On our first evening in Follina, (population 4,019) we walked a block to the main intersection of town, and had a choice of three bars/cafes. We went to the most crowded one, where many locals seemed to gather. DOCG prosecco: 90 cents. How could we go wrong? We grabbed the only free table outside (maybe there were a total of six tables), and began watching the local scene.
There were a group of 7 or 8 local men gathered at the other tables. After a few minutes, the church bells rang 7 p.m.. Many seemed to begin their good-byes, and the group split off on foot, or bicycle and one work vehicle to head home. There was one gentleman left at the table with his glass of prosecco. I looked over and smiled. He smiled back. I said "Buona sera". He said "Buona sera". I said in Italian, "Do you live here?" That was all it took. In seconds, he was at our table chatting and asking about where we were from. The server was summoned, and he ordered "two more glasses for his new friends."
We spent the next hour with Giuliano, exchanging info about our lives, families, the town, the area, travel, work, etc. At 8:00, he left to go home for dinner. ( I believe I could go to our local wine bar every night for a month and not end up with a new friend. I think I will do a little experiment on this...ok, maybe once a week! LOL)
The next morning, we were in the bar/caffe across the street having coffee. Three interesting things happened. Another of the men we had seen the night before was seated out in front with a glass of prosecco (at 10 a.m.). He spoke to us, and seemed to already know we were "the Americans in town". Another man walked by and stopped purposely to ask how our visit was going. He already knew I could speak enough Italian to chat. He said, "You are American, right?" I said we were, and he replied, "But you are of Italian descent, no? I can see it in your face. You ARE Italian." I wanted to hug him! Soon Giuliano rode by on his bike, and stopped. We invited him to have coffee with us. He said he was on his way to work, but he would be there at noon.
It was market day in Follina. We browsed the two block area of stalls and booths until 12. We returned to the caffe, with coffee to wait for Giuliano. He never showed up. We waited until 1:00. We were somehow disappointed we had been stood up!
Unbeknownst to us, Giuliano had to work until 2:30. We were out for the afternoon, but he came by our hotel several times, asking at the desk for the "blond lady from California." He kept trying, and finally found us on the terrace having a drink at 7:00, before our anniversary dinner. We invited him to stay and have a drink with us. He was so apologetic, and had a business card with his home phone, cell phone and email. We spent another delightful hour with Giuliano, our new friend in Follina.
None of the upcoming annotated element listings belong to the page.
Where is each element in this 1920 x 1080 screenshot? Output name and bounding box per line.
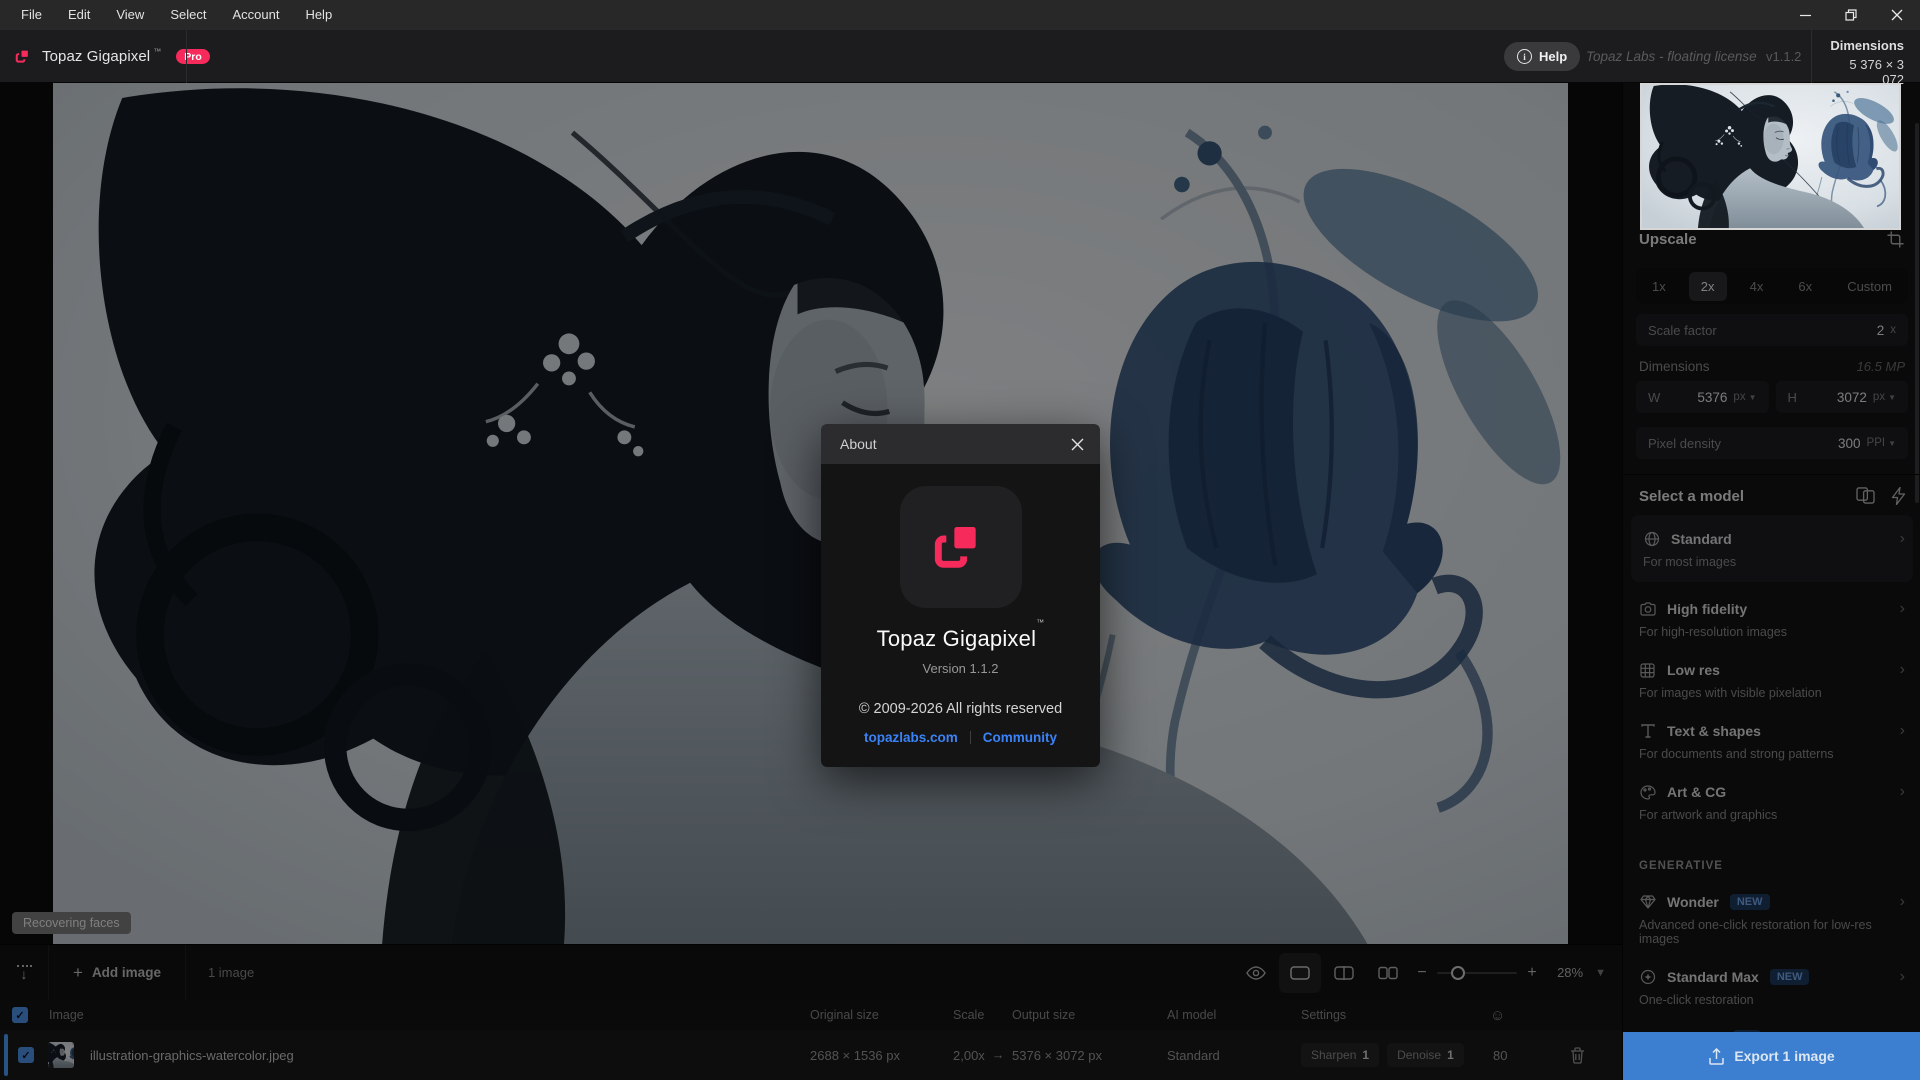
trademark: ™ [153,47,161,56]
menu-edit[interactable]: Edit [55,0,103,30]
brand: Topaz Gigapixel™ Pro [14,30,210,83]
dimensions-label: Dimensions [1828,38,1904,53]
app-header: Topaz Gigapixel™ Pro i Help Topaz Labs -… [0,30,1920,83]
about-dialog: About Topaz Gigapixel™ Version 1.1.2 © 2… [821,424,1100,767]
topaz-logo-icon [929,515,993,579]
header-divider [186,30,187,83]
info-icon: i [1517,49,1532,64]
topazlabs-link[interactable]: topazlabs.com [864,730,958,745]
about-dialog-header: About [821,424,1100,464]
menu-view[interactable]: View [103,0,157,30]
header-divider-2 [1811,30,1812,83]
menu-bar: File Edit View Select Account Help [0,0,345,30]
restore-icon[interactable] [1828,0,1874,30]
version-text: v1.1.2 [1766,30,1801,83]
export-icon [1709,1048,1724,1065]
export-label: Export 1 image [1734,1048,1834,1064]
app-title: Topaz Gigapixel [42,48,150,65]
topaz-logo-icon [14,47,33,66]
window-controls [1782,0,1920,30]
link-divider [970,731,971,744]
navigator-thumbnail[interactable] [1640,83,1901,230]
dimensions-value: 5 376 × 3 072 [1828,57,1904,87]
menu-file[interactable]: File [8,0,55,30]
titlebar: File Edit View Select Account Help [0,0,1920,30]
close-icon[interactable] [1874,0,1920,30]
app-icon-tile [900,486,1022,608]
app-window: File Edit View Select Account Help Top [0,0,1920,1080]
about-dialog-title: About [840,436,877,452]
dimensions-readout: Dimensions 5 376 × 3 072 [1828,38,1904,87]
pro-badge: Pro [176,49,210,65]
export-button[interactable]: Export 1 image [1623,1032,1920,1080]
menu-select[interactable]: Select [157,0,219,30]
menu-account[interactable]: Account [219,0,292,30]
dialog-version: Version 1.1.2 [821,661,1100,676]
help-button[interactable]: i Help [1504,42,1580,71]
minimize-icon[interactable] [1782,0,1828,30]
trademark: ™ [1036,618,1044,627]
community-link[interactable]: Community [983,730,1057,745]
dialog-copyright: © 2009-2026 All rights reserved [821,701,1100,717]
menu-help[interactable]: Help [292,0,345,30]
license-text: Topaz Labs - floating license [1586,30,1757,83]
about-dialog-body: Topaz Gigapixel™ Version 1.1.2 © 2009-20… [821,464,1100,767]
main-area: Recovering faces ↓ + Add image 1 image [0,83,1920,1080]
help-label: Help [1539,49,1567,64]
dialog-app-name: Topaz Gigapixel™ [821,626,1100,652]
dialog-close-button[interactable] [1071,438,1084,451]
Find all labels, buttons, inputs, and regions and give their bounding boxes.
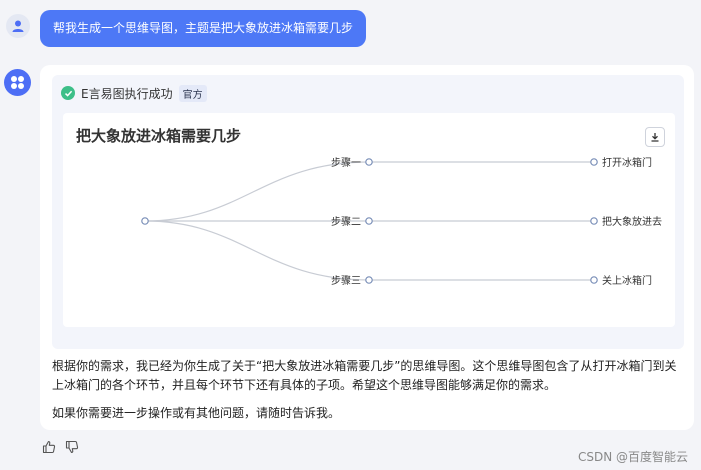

I am as friendly in California as I am in Italy. I have never made a friend in a bar/restaurant or caffe in the U.S. What is the magic that happens in Italy to make this a common experience? Maybe it is just because we are visitors from afar, but I don't think that is all. It think we have unfortunately become less trusting of strangers, more paranoid about safety or crime, and that there is also a cultural difference of connecting over food and wine. Maybe it doesn't matter why this is so easy there, but thank God it is.